5. Tunneling: IPSec supports tunneling, allowing IP packets to
be encapsulated within another protocol, such as GRE (Generic
Routing Encapsulation) or L2TP (Layer 2 Tunneling Protocol).
.
Advantages of IPSec
1. Strong security: IPSec provides strong cryptographic
security services that help protect sensitive data and ensure
network privacy and integrity.
2. Wide compatibility: IPSec is an open standard protocol
that is widely supported by vendors and can be used in
heterogeneous environments.
3. Flexibility: IPSec can be configured to provide security for
a wide range of network topologies, including point-to-point,
site-to-site, and remote access connections.
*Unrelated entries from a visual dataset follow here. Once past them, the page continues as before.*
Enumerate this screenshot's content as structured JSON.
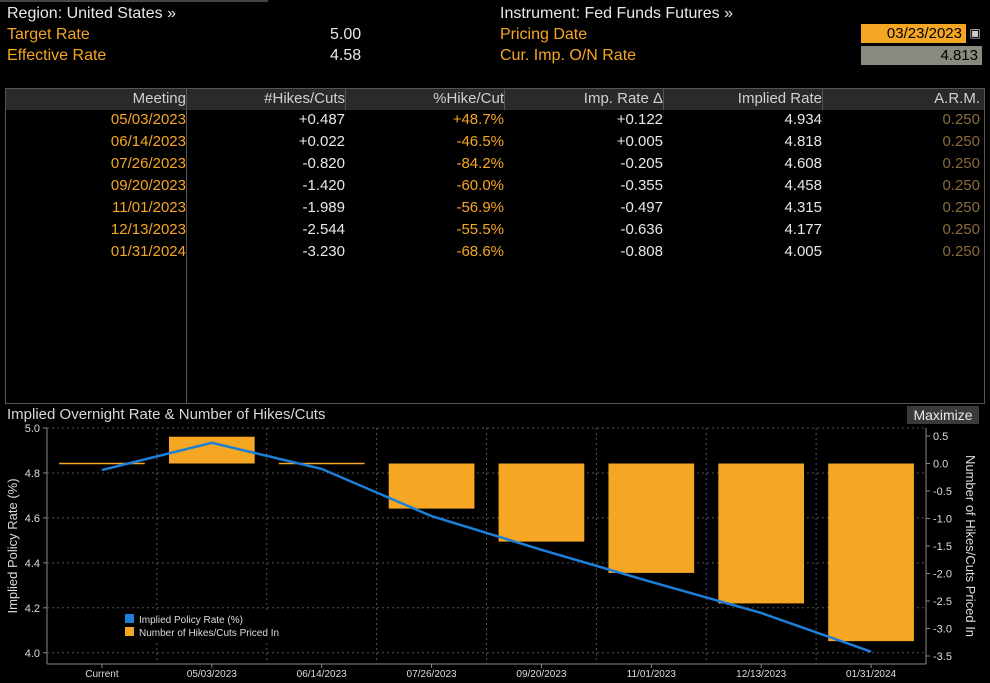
{
  "header": {
    "region": "Region: United States »",
    "target_rate_label": "Target Rate",
    "target_rate_value": "5.00",
    "effective_rate_label": "Effective Rate",
    "effective_rate_value": "4.58",
    "instrument": "Instrument: Fed Funds Futures »",
    "pricing_date_label": "Pricing Date",
    "pricing_date_value": "03/23/2023",
    "on_rate_label": "Cur. Imp. O/N Rate",
    "on_rate_value": "4.813"
  },
  "table": {
    "columns": [
      "Meeting",
      "#Hikes/Cuts",
      "%Hike/Cut",
      "Imp. Rate Δ",
      "Implied Rate",
      "A.R.M."
    ],
    "rows": [
      [
        "05/03/2023",
        "+0.487",
        "+48.7%",
        "+0.122",
        "4.934",
        "0.250"
      ],
      [
        "06/14/2023",
        "+0.022",
        "-46.5%",
        "+0.005",
        "4.818",
        "0.250"
      ],
      [
        "07/26/2023",
        "-0.820",
        "-84.2%",
        "-0.205",
        "4.608",
        "0.250"
      ],
      [
        "09/20/2023",
        "-1.420",
        "-60.0%",
        "-0.355",
        "4.458",
        "0.250"
      ],
      [
        "11/01/2023",
        "-1.989",
        "-56.9%",
        "-0.497",
        "4.315",
        "0.250"
      ],
      [
        "12/13/2023",
        "-2.544",
        "-55.5%",
        "-0.636",
        "4.177",
        "0.250"
      ],
      [
        "01/31/2024",
        "-3.230",
        "-68.6%",
        "-0.808",
        "4.005",
        "0.250"
      ]
    ]
  },
  "chart_panel": {
    "title": "Implied Overnight Rate & Number of Hikes/Cuts",
    "maximize_label": "Maximize"
  },
  "colors": {
    "accent_orange": "#f5a623",
    "line_blue": "#1e7fd8",
    "background": "#000000"
  },
  "chart_data": {
    "type": "bar",
    "categories": [
      "Current",
      "05/03/2023",
      "06/14/2023",
      "07/26/2023",
      "09/20/2023",
      "11/01/2023",
      "12/13/2023",
      "01/31/2024"
    ],
    "series": [
      {
        "name": "Implied Policy Rate (%)",
        "type": "line",
        "axis": "left",
        "values": [
          4.813,
          4.934,
          4.818,
          4.608,
          4.458,
          4.315,
          4.177,
          4.005
        ]
      },
      {
        "name": "Number of Hikes/Cuts Priced In",
        "type": "bar",
        "axis": "right",
        "values": [
          0,
          0.487,
          0.022,
          -0.82,
          -1.42,
          -1.989,
          -2.544,
          -3.23
        ]
      }
    ],
    "ylabel": "Implied Policy Rate (%)",
    "y2label": "Number of Hikes/Cuts Priced In",
    "ylim": [
      3.95,
      5.0
    ],
    "y2lim": [
      -3.5,
      0.5
    ],
    "yticks": [
      "4.0",
      "4.2",
      "4.4",
      "4.6",
      "4.8",
      "5.0"
    ],
    "y2ticks": [
      "-3.5",
      "-3.0",
      "-2.5",
      "-2.0",
      "-1.5",
      "-1.0",
      "-0.5",
      "0.0",
      "0.5"
    ],
    "grid": true,
    "legend": "bottom-left"
  }
}
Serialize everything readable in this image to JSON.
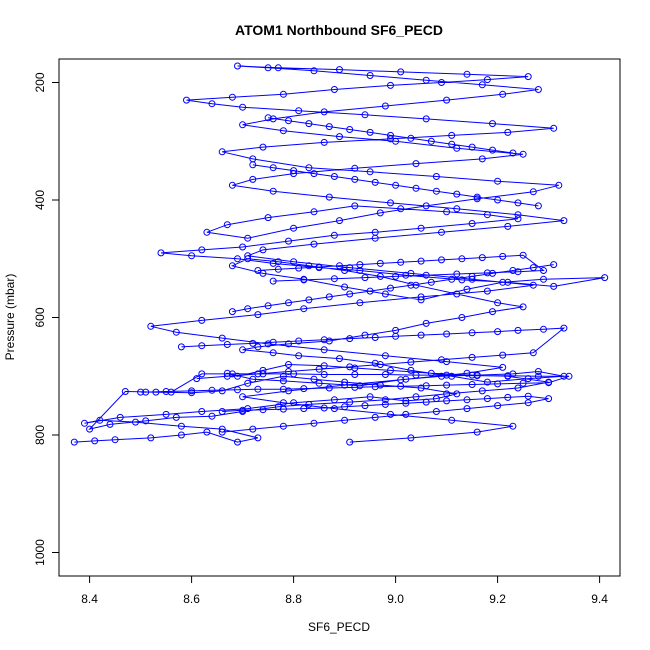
{
  "chart_data": {
    "type": "line",
    "title": "ATOM1 Northbound SF6_PECD",
    "xlabel": "SF6_PECD",
    "ylabel": "Pressure (mbar)",
    "xlim": [
      8.34,
      9.44
    ],
    "ylim": [
      1040,
      160
    ],
    "y_reversed": true,
    "x_ticks": [
      "8.4",
      "8.6",
      "8.8",
      "9.0",
      "9.2",
      "9.4"
    ],
    "y_ticks": [
      "200",
      "400",
      "600",
      "800",
      "1000"
    ],
    "series_color": "#0000ff",
    "marker": "open-circle",
    "grid": false,
    "legend": "none",
    "series": [
      {
        "x": [
          8.37,
          8.41,
          8.45,
          8.52,
          8.58,
          8.63,
          8.69,
          8.73,
          8.66,
          8.58,
          8.49,
          8.42,
          8.39,
          8.46,
          8.55,
          8.62,
          8.71,
          8.8,
          8.88,
          8.95,
          9.02,
          9.08,
          9.12,
          9.05,
          8.97,
          8.9,
          8.84,
          8.78,
          8.71,
          8.66,
          8.6,
          8.53,
          8.47,
          8.4,
          8.44,
          8.51,
          8.57,
          8.64,
          8.7,
          8.77,
          8.83,
          8.91,
          8.98,
          9.04,
          9.1,
          9.17,
          9.24,
          9.3,
          9.22,
          9.15,
          9.07,
          8.99,
          8.92,
          8.86,
          8.79,
          8.74,
          8.69,
          8.67,
          8.72,
          8.78,
          8.85,
          8.93,
          9.01,
          9.09,
          9.16,
          9.23,
          9.28,
          9.33,
          9.26,
          9.18,
          9.11,
          9.03,
          8.96,
          8.89,
          8.81,
          8.76,
          8.7,
          8.73,
          8.79,
          8.87,
          8.94,
          9.0,
          9.06,
          9.13,
          9.19,
          9.25,
          9.2,
          9.12,
          9.04,
          8.97,
          8.9,
          8.83,
          8.77,
          8.71,
          8.68,
          8.74,
          8.82,
          8.9,
          8.98,
          9.05,
          9.14,
          9.21,
          9.29,
          9.41,
          9.31,
          9.22,
          9.13,
          9.02,
          8.93,
          8.85,
          8.76,
          8.69,
          8.6,
          8.54,
          8.62,
          8.7,
          8.79,
          8.88,
          8.96,
          9.05,
          9.15,
          9.24,
          9.18,
          9.1,
          9.01,
          8.92,
          8.84,
          8.75,
          8.67,
          8.63,
          8.71,
          8.8,
          8.89,
          8.97,
          9.06,
          9.16,
          9.27,
          9.32,
          9.2,
          9.08,
          8.95,
          8.83,
          8.72,
          8.66,
          8.74,
          8.86,
          8.99,
          9.11,
          9.22,
          9.31,
          9.19,
          9.06,
          8.94,
          8.81,
          8.7,
          8.64,
          8.59,
          8.68,
          8.78,
          8.88,
          8.99,
          9.09,
          9.18,
          9.26,
          9.14,
          9.01,
          8.89,
          8.77,
          8.69,
          8.75,
          8.84,
          8.95,
          9.06,
          9.17,
          9.28,
          9.21,
          9.1,
          8.98,
          8.86,
          8.76,
          8.7,
          8.78,
          8.89,
          9.0,
          9.12,
          9.25,
          9.17,
          9.04,
          8.92,
          8.8,
          8.72,
          8.68,
          8.76,
          8.87,
          8.99,
          9.12,
          9.24,
          9.33,
          9.22,
          9.09,
          8.96,
          8.84,
          8.74,
          8.71,
          8.8,
          8.91,
          9.03,
          9.15,
          9.27,
          9.18,
          9.05,
          8.93,
          8.82,
          8.73,
          8.62,
          8.52,
          8.57,
          8.66,
          8.75,
          8.86,
          8.98,
          9.1,
          9.21,
          9.14,
          9.02,
          8.9,
          8.79,
          8.7,
          8.78,
          8.88,
          8.99,
          9.11,
          9.23,
          9.16,
          9.03,
          8.91
        ],
        "y": [
          812,
          810,
          808,
          805,
          800,
          795,
          812,
          805,
          790,
          785,
          778,
          775,
          780,
          770,
          765,
          760,
          755,
          745,
          740,
          735,
          742,
          738,
          730,
          720,
          715,
          710,
          705,
          700,
          712,
          725,
          728,
          727,
          726,
          790,
          782,
          776,
          770,
          768,
          760,
          752,
          748,
          744,
          740,
          735,
          730,
          725,
          720,
          710,
          700,
          698,
          695,
          690,
          686,
          682,
          680,
          690,
          700,
          695,
          705,
          708,
          712,
          716,
          706,
          700,
          698,
          696,
          692,
          700,
          704,
          710,
          700,
          690,
          678,
          670,
          665,
          660,
          655,
          650,
          645,
          640,
          630,
          622,
          610,
          600,
          590,
          582,
          575,
          560,
          545,
          530,
          520,
          512,
          505,
          500,
          512,
          525,
          535,
          548,
          560,
          570,
          552,
          540,
          535,
          532,
          547,
          540,
          536,
          528,
          520,
          515,
          508,
          500,
          495,
          490,
          485,
          480,
          470,
          460,
          455,
          448,
          440,
          432,
          425,
          420,
          415,
          410,
          420,
          430,
          442,
          455,
          465,
          448,
          435,
          422,
          410,
          398,
          386,
          375,
          368,
          360,
          352,
          345,
          330,
          318,
          310,
          302,
          296,
          290,
          285,
          278,
          270,
          262,
          255,
          248,
          242,
          236,
          230,
          225,
          220,
          212,
          205,
          200,
          195,
          190,
          186,
          182,
          178,
          175,
          172,
          175,
          180,
          188,
          196,
          204,
          212,
          220,
          230,
          240,
          250,
          262,
          272,
          282,
          292,
          300,
          312,
          322,
          330,
          338,
          346,
          355,
          365,
          375,
          385,
          395,
          405,
          415,
          425,
          435,
          445,
          455,
          465,
          475,
          485,
          495,
          505,
          515,
          525,
          535,
          545,
          555,
          565,
          575,
          585,
          595,
          605,
          615,
          625,
          635,
          645,
          655,
          665,
          675,
          685,
          695,
          705,
          715,
          725,
          735,
          745,
          755,
          765,
          775,
          785,
          795,
          805,
          812
        ]
      },
      {
        "x": [
          8.51,
          8.55,
          8.6,
          8.64,
          8.69,
          8.73,
          8.78,
          8.82,
          8.87,
          8.92,
          8.96,
          9.01,
          9.06,
          9.1,
          9.15,
          9.2,
          9.25,
          9.3,
          9.34,
          9.28,
          9.22,
          9.16,
          9.1,
          9.04,
          8.98,
          8.92,
          8.86,
          8.8,
          8.74,
          8.68,
          8.62,
          8.56,
          8.5
        ],
        "y": [
          727,
          726,
          725,
          724,
          723,
          722,
          722,
          721,
          720,
          719,
          718,
          717,
          716,
          715,
          714,
          713,
          712,
          711,
          700,
          700,
          699,
          699,
          698,
          698,
          697,
          697,
          697,
          696,
          696,
          696,
          696,
          727,
          727
        ]
      },
      {
        "x": [
          8.66,
          8.7,
          8.74,
          8.78,
          8.82,
          8.86,
          8.9,
          8.94,
          8.98,
          9.02,
          9.06,
          9.1,
          9.14,
          9.18,
          9.22,
          9.26,
          9.3,
          9.26,
          9.2,
          9.14,
          9.08,
          9.02,
          8.96,
          8.9,
          8.84,
          8.78,
          8.72,
          8.66
        ],
        "y": [
          760,
          758,
          757,
          756,
          755,
          754,
          752,
          750,
          748,
          746,
          744,
          742,
          740,
          738,
          736,
          734,
          738,
          745,
          750,
          755,
          760,
          765,
          770,
          775,
          780,
          785,
          790,
          795
        ]
      },
      {
        "x": [
          8.73,
          8.77,
          8.81,
          8.85,
          8.89,
          8.93,
          8.97,
          9.01,
          9.05,
          9.09,
          9.13,
          9.17,
          9.21,
          9.25,
          9.29,
          9.24,
          9.18,
          9.12,
          9.06,
          9.0,
          8.94,
          8.88,
          8.82,
          8.76
        ],
        "y": [
          520,
          518,
          516,
          514,
          512,
          510,
          508,
          506,
          504,
          502,
          500,
          498,
          496,
          494,
          520,
          522,
          524,
          526,
          528,
          530,
          532,
          534,
          536,
          538
        ]
      },
      {
        "x": [
          8.58,
          8.62,
          8.67,
          8.72,
          8.76,
          8.81,
          8.86,
          8.91,
          8.96,
          9.0,
          9.05,
          9.1,
          9.15,
          9.2,
          9.24,
          9.29,
          9.33,
          9.27,
          9.21,
          9.15,
          9.09,
          9.03,
          8.97,
          8.91,
          8.85,
          8.79,
          8.73,
          8.67,
          8.61
        ],
        "y": [
          650,
          648,
          646,
          644,
          642,
          640,
          638,
          636,
          634,
          632,
          630,
          628,
          626,
          624,
          622,
          620,
          618,
          660,
          664,
          668,
          672,
          676,
          680,
          684,
          688,
          692,
          696,
          700,
          704
        ]
      },
      {
        "x": [
          8.68,
          8.71,
          8.75,
          8.79,
          8.83,
          8.87,
          8.91,
          8.95,
          8.99,
          9.03,
          9.07,
          9.11,
          9.15,
          9.19,
          9.23,
          9.27,
          9.31
        ],
        "y": [
          590,
          585,
          580,
          575,
          570,
          565,
          560,
          555,
          550,
          545,
          540,
          535,
          530,
          525,
          520,
          515,
          510
        ]
      },
      {
        "x": [
          8.72,
          8.76,
          8.8,
          8.84,
          8.88,
          8.92,
          8.96,
          9.0,
          9.04,
          9.08,
          9.12,
          9.16,
          9.2,
          9.24,
          9.28
        ],
        "y": [
          340,
          345,
          350,
          355,
          360,
          365,
          370,
          375,
          380,
          385,
          390,
          395,
          400,
          405,
          410
        ]
      },
      {
        "x": [
          8.75,
          8.79,
          8.83,
          8.87,
          8.91,
          8.95,
          8.99,
          9.03,
          9.07,
          9.11,
          9.15,
          9.19,
          9.23
        ],
        "y": [
          260,
          265,
          270,
          275,
          280,
          285,
          290,
          295,
          300,
          305,
          310,
          315,
          320
        ]
      }
    ]
  }
}
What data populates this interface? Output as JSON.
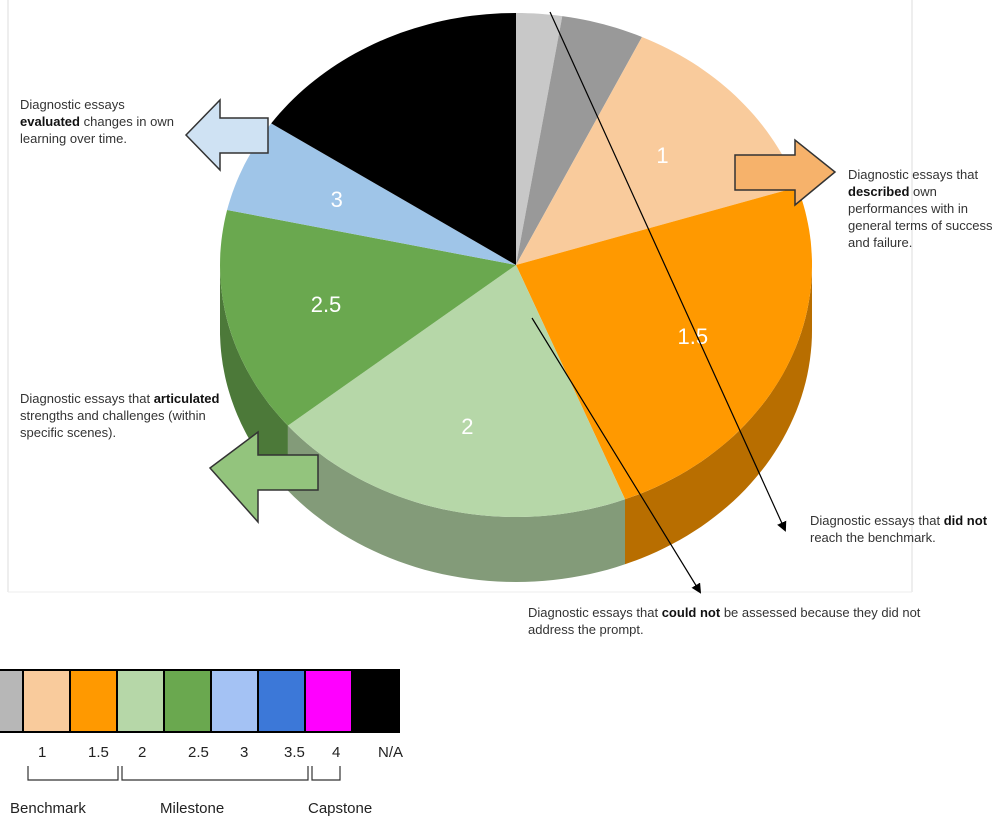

4. Scalability: IPSec can be used to secure large-scale
networks and can be scaled up or down as needed.
5. Improved network performance: IPSec can help improve
network performance by reducing network congestion and
improving network efficiency.
Disadvantages of IPSec
1. Configuration complexity: IPSec can be complex to
configure and requires specialized knowledge and skills.
2. Compatibility issues: IPSec can have compatibility issues
with some network devices and applications, which can lead to
interoperability problems.
3. Performance impact: IPSec can impact network
performance due to the overhead of encryption and decryption
of IP packets.
4. Key management: IPSec requires effective key
management to ensure the security of the cryptographic keys
used for encryption and authentication.
5. Limited protection: IPSec only provides protection for IP
traffic, and other protocols such as ICMP, DNS, and routing
protocols may still be vulnerable to attacks.